Articles are classified by their year of publication and are assigned to a region, country, or economy on the basis of the institutional address(es) of the author(s) listed in the article. The specialization index (SI) is calculated as follows: SI = (Fe/Te)/(Fw/Tw) where Fe is the fractional paper count of a given region, country, or economy's output in a given field (F), Te is the total (T) output for the entity, Fw is the total ouput of the world in the same field, and Tw is the total output across all fields at the world level. The 15 largest publication-publishing countries of S&E in 2018 were selected (see Table 5a-1). Countries are colored according to their main region (see Table S5a-1 for a definition of the regions). The axes are log-normalized to facilitate the display of the data. Citation data are based on all citations made to articles in their publication year and all following years and are normalized by subfield and publication year to allow for comparisons across subfields and over time, resulting in the world-level standing at 1.0 for each subfield and year. A minimum 2-year citation window is needed for a relative citation (RC) score to be computed. This results in scores regarding highly cited articles not being computed after 2016 because the citation window for more recent years is not yet complete. The share of articles in the top 1% is computed as follows: Sx = HCAx/Ax, where Sx is the share of output from country x in the top 1% most-cited articles; HCAx is the number of articles from country x that are among the top 1% of most-cited articles (using full counting, with the exception of papers at the limit of the top 1%, which are fractioned so the world average can stand at 1%); and Ax is the total number of articles from country x with an RC score, which excludes articles released after 2016 and unclassified publications. The raw data (not transformed) are available in Table S5a-7, Table S5a-22, and Table S5a-40.

Source(s):

National Center for Science and Engineering Statistics, National Science Foundation; Science-Metrix; Elsevier, Scopus abstract and citation database, accessed June 2019.

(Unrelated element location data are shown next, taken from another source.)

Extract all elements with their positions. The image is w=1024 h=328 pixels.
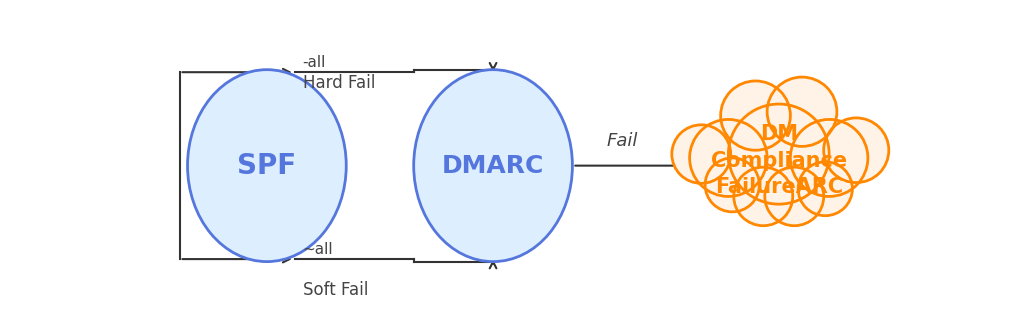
Text: -all: -all <box>303 55 326 70</box>
Ellipse shape <box>823 118 889 183</box>
Ellipse shape <box>706 158 760 212</box>
Ellipse shape <box>689 119 767 196</box>
Ellipse shape <box>791 119 868 196</box>
Ellipse shape <box>798 162 852 216</box>
Text: Hard Fail: Hard Fail <box>303 74 375 92</box>
Ellipse shape <box>721 81 791 150</box>
Ellipse shape <box>765 167 823 226</box>
Ellipse shape <box>734 167 793 226</box>
Ellipse shape <box>767 77 837 146</box>
Text: DM
Compliance
FailureARC: DM Compliance FailureARC <box>711 124 847 197</box>
Text: DMARC: DMARC <box>442 154 544 178</box>
Ellipse shape <box>187 70 346 262</box>
Text: Fail: Fail <box>606 133 638 151</box>
Ellipse shape <box>414 70 572 262</box>
Text: ~all: ~all <box>303 241 333 256</box>
Text: Soft Fail: Soft Fail <box>303 281 368 299</box>
Ellipse shape <box>672 125 731 183</box>
Text: SPF: SPF <box>238 152 296 180</box>
Ellipse shape <box>728 104 829 204</box>
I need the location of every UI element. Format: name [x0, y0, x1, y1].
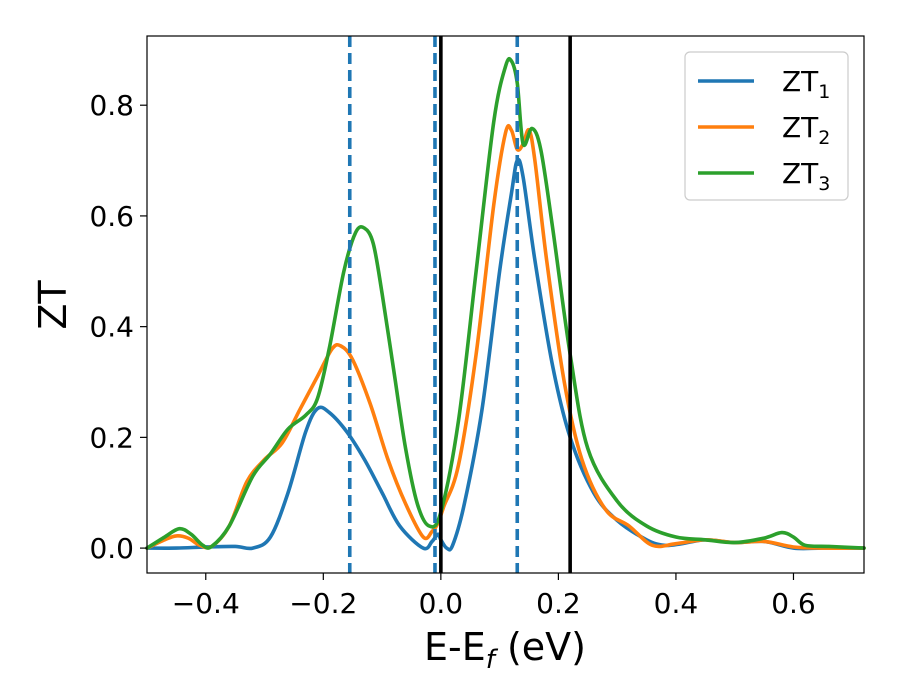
legend-frame	[684, 51, 849, 201]
series-layer	[145, 56, 866, 552]
legend-label-zt1: ZT1	[782, 65, 830, 103]
plot-frame	[146, 35, 865, 574]
y-tick-label: 0.8	[89, 89, 134, 122]
x-axis: −0.4 −0.2 0.0 0.2 0.4 0.6	[172, 573, 816, 620]
x-tick-label: 0.6	[771, 587, 816, 620]
y-tick-label: 0.6	[89, 200, 134, 233]
x-tick-label: 0.4	[654, 587, 699, 620]
legend-label-zt3: ZT3	[782, 157, 830, 195]
x-axis-title-main: E-E	[424, 625, 486, 669]
series-line-zt3	[145, 56, 866, 550]
legend-label-zt2: ZT2	[782, 111, 830, 149]
x-axis-title-unit: (eV)	[495, 625, 586, 669]
y-tick-label: 0.4	[89, 311, 134, 344]
x-tick-label: 0.2	[536, 587, 581, 620]
series-line-zt1	[145, 157, 866, 552]
x-axis-title: E-Ef (eV)	[424, 625, 586, 675]
y-tick-label: 0.2	[89, 421, 134, 454]
x-tick-label: 0.0	[419, 587, 464, 620]
legend: ZT1 ZT2 ZT3	[684, 51, 849, 201]
y-tick-label: 0.0	[89, 532, 134, 565]
y-axis: 0.0 0.2 0.4 0.6 0.8	[89, 89, 147, 565]
y-axis-title: ZT	[31, 280, 75, 330]
x-tick-label: −0.4	[172, 587, 240, 620]
vline-layer	[347, 36, 572, 573]
x-tick-label: −0.2	[289, 587, 357, 620]
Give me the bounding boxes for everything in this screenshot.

Science and Engineering Indicators

More broadly, the western economies demonstrate more specialization and impact in astronomy and astrophysics, biological and biomedical sciences, geosciences, health sciences, psychology, and social sciences (Table S5a-19, Table S5a-20, Table S5a-24, Table S5a-25, Table S5a-30, Table S5a-31, Table S5a-37, Table S5a-38, Table S5a-42, Table S5a-43, Table S5a-48, and Table S5a-49). Eastern economies demonstrate more specialization and impact in chemistry, computer and information sciences, engineering, and material sciences (Table S5a-21, Table S5a-22, Table S5a-23, Table S5a-26, Table S5a-39, Table S5a-40, Table S5a-41, and Table S5a-44).